I do not know whether there are more overseers anywhere than among us, but who is to exercise supervision when they themselves sleep until 10 o’clock in the morning? I have heard a number of proposals to the effect that if a tenant farmer will not work hard on his holding, he should be flogged, or at least evicted from the holding. It has indeed already happened that some have been punished because they could not immediately abandon an ancient livelihood, without which they would at first have been at least half-starving.

Such people will infallibly recognize our form of liberty. Flogging and liberty

combined: what a strange notion!

Let us not blame our nation and its particular character for its inertia; let us not lay the blame on corrupted manners. That would indeed be the easiest thing to do, but it is of little use to the country. The source of this evil is to be found elsewhere.

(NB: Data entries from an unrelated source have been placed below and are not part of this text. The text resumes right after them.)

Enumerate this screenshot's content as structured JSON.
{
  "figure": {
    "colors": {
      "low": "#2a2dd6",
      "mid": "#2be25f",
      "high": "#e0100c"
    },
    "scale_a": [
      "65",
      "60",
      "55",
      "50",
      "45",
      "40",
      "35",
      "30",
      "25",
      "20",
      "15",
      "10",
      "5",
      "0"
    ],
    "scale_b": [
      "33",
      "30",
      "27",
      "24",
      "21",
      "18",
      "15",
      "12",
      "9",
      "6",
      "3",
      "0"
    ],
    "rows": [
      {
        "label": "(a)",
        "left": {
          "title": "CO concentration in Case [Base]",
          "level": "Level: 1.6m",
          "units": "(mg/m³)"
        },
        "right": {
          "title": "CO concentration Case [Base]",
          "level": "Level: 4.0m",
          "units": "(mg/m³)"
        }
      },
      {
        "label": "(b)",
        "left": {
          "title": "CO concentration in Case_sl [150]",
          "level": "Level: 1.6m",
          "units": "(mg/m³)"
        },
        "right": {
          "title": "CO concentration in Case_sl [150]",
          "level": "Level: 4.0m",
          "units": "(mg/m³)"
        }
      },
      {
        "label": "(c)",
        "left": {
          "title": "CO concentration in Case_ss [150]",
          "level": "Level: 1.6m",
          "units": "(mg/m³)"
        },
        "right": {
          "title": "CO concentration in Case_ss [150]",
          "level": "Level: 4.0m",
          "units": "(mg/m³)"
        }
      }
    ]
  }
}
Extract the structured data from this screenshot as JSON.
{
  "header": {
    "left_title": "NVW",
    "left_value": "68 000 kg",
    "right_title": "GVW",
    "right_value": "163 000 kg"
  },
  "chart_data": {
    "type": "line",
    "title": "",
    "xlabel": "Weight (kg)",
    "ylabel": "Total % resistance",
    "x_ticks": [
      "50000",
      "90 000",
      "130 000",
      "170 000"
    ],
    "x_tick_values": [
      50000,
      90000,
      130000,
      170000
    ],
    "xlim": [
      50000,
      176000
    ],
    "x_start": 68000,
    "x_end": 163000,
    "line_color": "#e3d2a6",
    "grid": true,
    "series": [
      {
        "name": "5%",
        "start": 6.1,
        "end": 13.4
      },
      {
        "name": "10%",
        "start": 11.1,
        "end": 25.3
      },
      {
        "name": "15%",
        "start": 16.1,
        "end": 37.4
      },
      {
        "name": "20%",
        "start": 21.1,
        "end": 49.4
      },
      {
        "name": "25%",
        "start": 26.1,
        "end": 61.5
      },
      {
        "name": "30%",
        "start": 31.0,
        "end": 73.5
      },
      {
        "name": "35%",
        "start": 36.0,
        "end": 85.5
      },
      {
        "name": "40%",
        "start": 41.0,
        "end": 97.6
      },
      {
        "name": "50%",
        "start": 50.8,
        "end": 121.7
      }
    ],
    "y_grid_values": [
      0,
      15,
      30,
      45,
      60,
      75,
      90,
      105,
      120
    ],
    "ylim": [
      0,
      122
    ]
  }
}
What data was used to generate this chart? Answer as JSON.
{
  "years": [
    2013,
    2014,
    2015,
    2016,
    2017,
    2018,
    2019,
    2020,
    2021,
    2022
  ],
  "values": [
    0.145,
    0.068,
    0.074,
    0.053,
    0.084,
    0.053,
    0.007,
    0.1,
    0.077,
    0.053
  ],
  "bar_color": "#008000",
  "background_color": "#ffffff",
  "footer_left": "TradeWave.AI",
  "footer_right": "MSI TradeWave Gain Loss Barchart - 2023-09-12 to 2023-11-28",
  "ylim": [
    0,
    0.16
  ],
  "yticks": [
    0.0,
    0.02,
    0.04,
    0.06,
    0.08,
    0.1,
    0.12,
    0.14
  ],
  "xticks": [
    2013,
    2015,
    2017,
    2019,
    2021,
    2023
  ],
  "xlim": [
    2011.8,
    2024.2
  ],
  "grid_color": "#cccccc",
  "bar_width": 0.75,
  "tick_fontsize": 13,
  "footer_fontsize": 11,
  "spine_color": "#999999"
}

The more opportunities there are in a society for some to live on the toil of others and the less others are allowed to enjoy the fruits of their labour, the more will industriousness be destroyed; the former become overweening and the latter desperate, while both become neglectful.

That basic proposition is so well founded and so thoroughly confirmed by knowledge of human nature and daily experience that I challenge anyone to rationally disprove it.

Industriousness and diligence require a cheerful disposition and constant competition if they are not soon to slacken off. They never exist under oppression, but when they are encouraged by liberty, a rapid turnover of products and individual profit, that natural sluggishness will be overcome which can never be permanently removed by violent means.